A simple example illustrates how tax brackets work for the 2020 tax returns that are due on May 17. (For simplicity, we assume that taxpayers compute their taxes from the exact tax rate schedule rather than the tables that the IRS has constructed to approximate the rate schedule.) For married couples filing jointly, the bottom 10 percent bracket applies to the first $19,750 of taxable income, so that a couple with an income of $19,750 owes $1,975 in tax.
The 12 percent tax bracket then begins. This has no effect on the first $19,750 of income, which is still taxed at the 10 percent rate. Only income above $19,750 is taxed at the 12 percent rate. So, a couple with an income of $19,751 owes the $1,975 mentioned in the previous paragraph plus 12 cents from the additional dollar earned, for a total of $1,975.12.
The example also illustrates how tax brackets do not work. Taxpayers in the 12 percent bracket do not pay the 12 percent rate on their entire taxable income. If the brackets did work that way, a couple with an income of $19,751 would owe tax equal to 12 percent of that amount, or $2,370.12. In that case, the final dollar of income would trigger $395.12 of additional tax, so that the couple would have ended up with $394.12 more money without the dollar.

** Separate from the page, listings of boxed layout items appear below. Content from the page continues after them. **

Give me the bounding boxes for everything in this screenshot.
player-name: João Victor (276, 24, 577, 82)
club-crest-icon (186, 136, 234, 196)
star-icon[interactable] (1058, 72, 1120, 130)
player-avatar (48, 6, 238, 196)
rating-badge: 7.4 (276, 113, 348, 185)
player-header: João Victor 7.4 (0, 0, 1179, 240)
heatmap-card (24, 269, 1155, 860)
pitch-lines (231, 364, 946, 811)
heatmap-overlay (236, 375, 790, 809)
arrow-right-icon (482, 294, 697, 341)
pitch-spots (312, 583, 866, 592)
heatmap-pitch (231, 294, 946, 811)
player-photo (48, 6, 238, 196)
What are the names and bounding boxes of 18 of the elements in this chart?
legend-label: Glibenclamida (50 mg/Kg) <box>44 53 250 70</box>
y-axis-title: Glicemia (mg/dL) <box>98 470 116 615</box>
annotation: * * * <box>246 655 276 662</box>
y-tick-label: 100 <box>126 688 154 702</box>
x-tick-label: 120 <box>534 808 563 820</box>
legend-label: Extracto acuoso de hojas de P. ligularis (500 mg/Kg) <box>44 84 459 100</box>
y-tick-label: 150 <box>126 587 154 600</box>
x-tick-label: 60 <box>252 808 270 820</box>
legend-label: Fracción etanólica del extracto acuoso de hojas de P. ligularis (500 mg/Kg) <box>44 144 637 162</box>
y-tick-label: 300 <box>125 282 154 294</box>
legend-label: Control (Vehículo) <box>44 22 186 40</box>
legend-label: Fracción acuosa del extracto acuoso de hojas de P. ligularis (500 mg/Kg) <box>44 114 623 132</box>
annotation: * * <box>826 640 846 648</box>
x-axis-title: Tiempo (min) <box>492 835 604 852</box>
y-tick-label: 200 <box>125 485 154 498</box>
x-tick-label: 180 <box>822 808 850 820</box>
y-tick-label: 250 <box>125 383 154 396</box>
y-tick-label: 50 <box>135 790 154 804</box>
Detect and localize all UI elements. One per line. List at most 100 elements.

That abrupt jump in tax liability presents a stark contrast with the actual tax-liability increase of $0.12. ...
Unfortunately, many Americans mistakenly think that tax brackets operate in such a capricious manner. One of us (Viard) repeatedly encountered — and sought with partial success to correct — that misconception among his undergraduate public finance students. Professor Joel Slemrod of the University of Michigan has described similar experiences with his students.

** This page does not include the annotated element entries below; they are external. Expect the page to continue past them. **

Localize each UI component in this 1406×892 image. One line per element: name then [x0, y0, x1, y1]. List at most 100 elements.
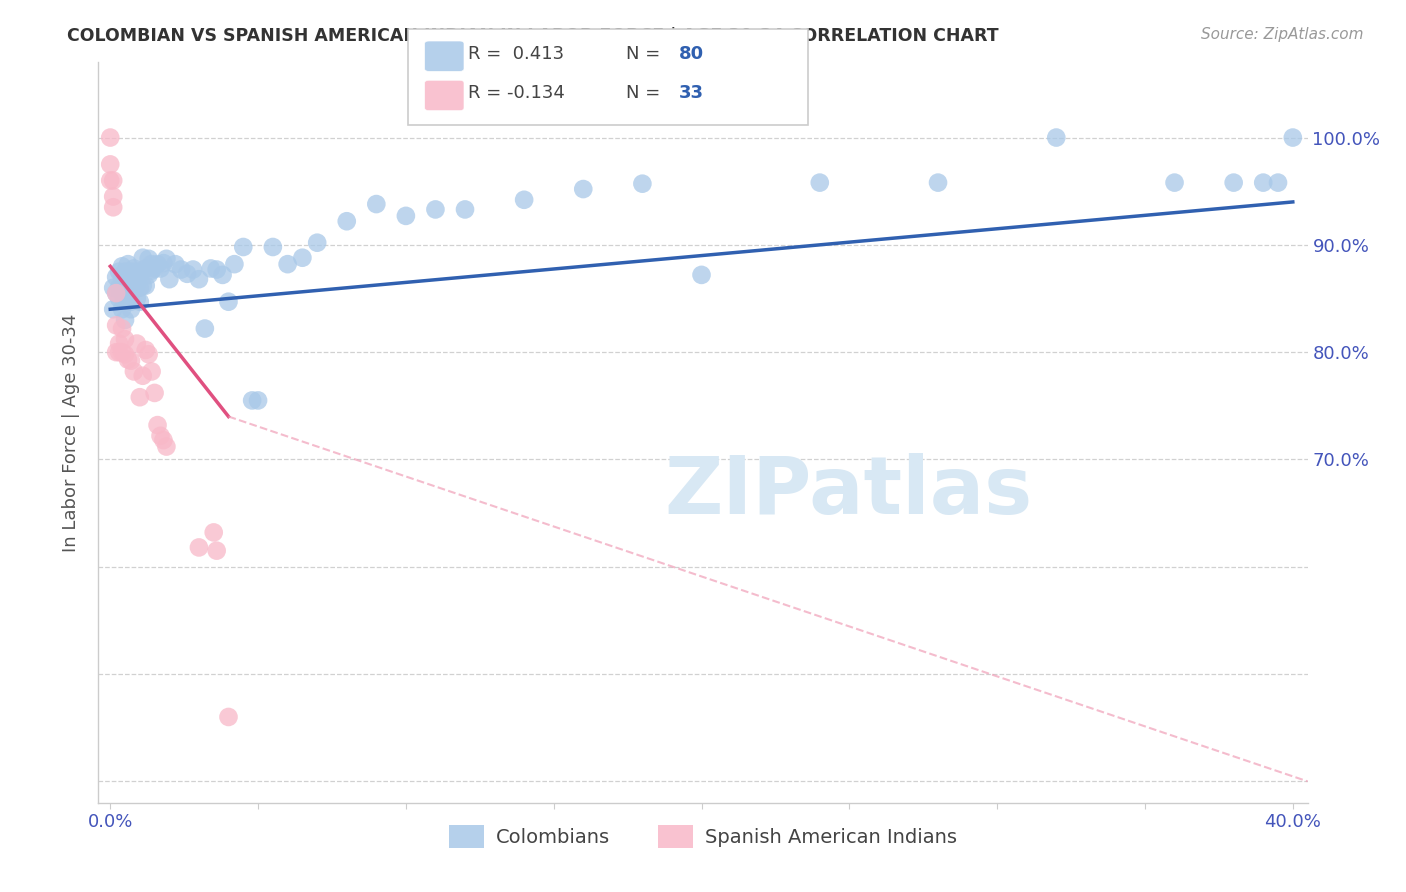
Text: COLOMBIAN VS SPANISH AMERICAN INDIAN IN LABOR FORCE | AGE 30-34 CORRELATION CHAR: COLOMBIAN VS SPANISH AMERICAN INDIAN IN … — [67, 27, 1000, 45]
Point — [152, 256, 174, 270]
Point — [187, 272, 209, 286]
Point — [157, 272, 180, 286]
Text: Source: ZipAtlas.com: Source: ZipAtlas.com — [1201, 27, 1364, 42]
Point — [224, 257, 246, 271]
Point — [120, 265, 142, 279]
Point — [149, 429, 172, 443]
Point — [108, 336, 131, 351]
Point — [128, 281, 150, 295]
Point — [120, 294, 142, 309]
Point — [108, 281, 131, 295]
Point — [122, 261, 145, 276]
Point — [277, 257, 299, 271]
Point — [247, 393, 270, 408]
Point — [205, 262, 228, 277]
Point — [98, 157, 121, 171]
Point — [122, 283, 145, 297]
Point — [103, 189, 125, 203]
Point — [187, 541, 209, 555]
Point — [1251, 176, 1274, 190]
Text: N =: N = — [626, 84, 665, 102]
Point — [927, 176, 949, 190]
Point — [146, 418, 169, 433]
Point — [1267, 176, 1289, 190]
Point — [125, 277, 148, 292]
Point — [132, 278, 155, 293]
Text: ZIPatlas: ZIPatlas — [664, 453, 1032, 531]
Point — [122, 270, 145, 285]
Point — [111, 321, 134, 335]
Point — [143, 385, 166, 400]
Point — [1045, 130, 1067, 145]
Point — [141, 257, 163, 271]
Point — [98, 130, 121, 145]
Point — [155, 440, 177, 454]
Point — [138, 252, 160, 266]
Legend: Colombians, Spanish American Indians: Colombians, Spanish American Indians — [441, 817, 965, 856]
Point — [202, 525, 225, 540]
Point — [105, 318, 128, 333]
Point — [291, 251, 314, 265]
Point — [111, 302, 134, 317]
Point — [111, 286, 134, 301]
Point — [103, 200, 125, 214]
Point — [114, 265, 136, 279]
Point — [132, 251, 155, 265]
Point — [132, 368, 155, 383]
Point — [170, 262, 193, 277]
Point — [1222, 176, 1244, 190]
Point — [120, 353, 142, 368]
Y-axis label: In Labor Force | Age 30-34: In Labor Force | Age 30-34 — [62, 313, 80, 552]
Point — [141, 364, 163, 378]
Point — [262, 240, 284, 254]
Point — [366, 197, 388, 211]
Point — [114, 293, 136, 308]
Point — [218, 710, 240, 724]
Point — [631, 177, 654, 191]
Point — [135, 261, 157, 276]
Point — [211, 268, 233, 282]
Point — [111, 270, 134, 285]
Text: 80: 80 — [679, 45, 704, 62]
Point — [105, 345, 128, 359]
Point — [1163, 176, 1185, 190]
Point — [690, 268, 713, 282]
Point — [103, 173, 125, 187]
Point — [128, 294, 150, 309]
Point — [117, 257, 139, 271]
Point — [336, 214, 359, 228]
Point — [117, 273, 139, 287]
Point — [200, 261, 222, 276]
Point — [128, 390, 150, 404]
Point — [125, 336, 148, 351]
Point — [395, 209, 418, 223]
Point — [128, 268, 150, 282]
Point — [103, 281, 125, 295]
Point — [138, 347, 160, 361]
Point — [572, 182, 595, 196]
Point — [194, 321, 217, 335]
Point — [307, 235, 329, 250]
Point — [165, 257, 187, 271]
Point — [120, 278, 142, 293]
Text: R =  0.413: R = 0.413 — [468, 45, 564, 62]
Point — [138, 268, 160, 282]
Point — [240, 393, 263, 408]
Point — [135, 343, 157, 357]
Point — [513, 193, 536, 207]
Point — [218, 294, 240, 309]
Point — [1281, 130, 1303, 145]
Point — [108, 345, 131, 359]
Point — [232, 240, 254, 254]
Point — [149, 261, 172, 276]
Point — [108, 292, 131, 306]
Point — [98, 173, 121, 187]
Point — [125, 265, 148, 279]
Point — [117, 352, 139, 367]
Point — [111, 345, 134, 359]
Text: 33: 33 — [679, 84, 704, 102]
Text: N =: N = — [626, 45, 665, 62]
Point — [125, 292, 148, 306]
Point — [181, 262, 204, 277]
Point — [114, 313, 136, 327]
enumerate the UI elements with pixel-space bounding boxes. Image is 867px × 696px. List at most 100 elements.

A recent survey commissioned by Credello and conducted using the online platform Pollfish confirms that the misconception is not limited to students. A sample of 1,000 Americans aged 18 to 56 was asked to choose which of the following statements is true: “You pay your marginal tax rate on all of your income” or “You pay the same rate as others on income up to a certain amount, then a higher rate on every dollar up to the next threshold.”
Disturbingly, 51 percent incorrectly chose the first statement, with 49 percent correctly choosing the second statement. Although better question wording and survey methodology might have yielded a more rigorous measure of public beliefs, the results clearly reveal widespread misunderstanding. And this misunderstanding can slow economic growth if it leads people to work less or turn down pay raises because they think that slightly increasing their earnings will force them to pay a higher tax rate on all of their income.
A decade ago, Joseph Bishop-Henchman wrote at The Tax Foundation:
As a West Wing fan, I should note that in the fourth season episode “Red Haven’s on Fire,” Lowe’s character makes its last appearance and is replaced by Will Bailey, played by Joshua Malina. In that episode, Bailey makes the case for a surtax on high-income taxpayers, but his argument is sloppy and completely wrong in that he confuses marginal tax rates with effective tax rates. A person in the 35 percent tax bracket does not pay 35 percent on all of his income, but rather only on the income above a certain level.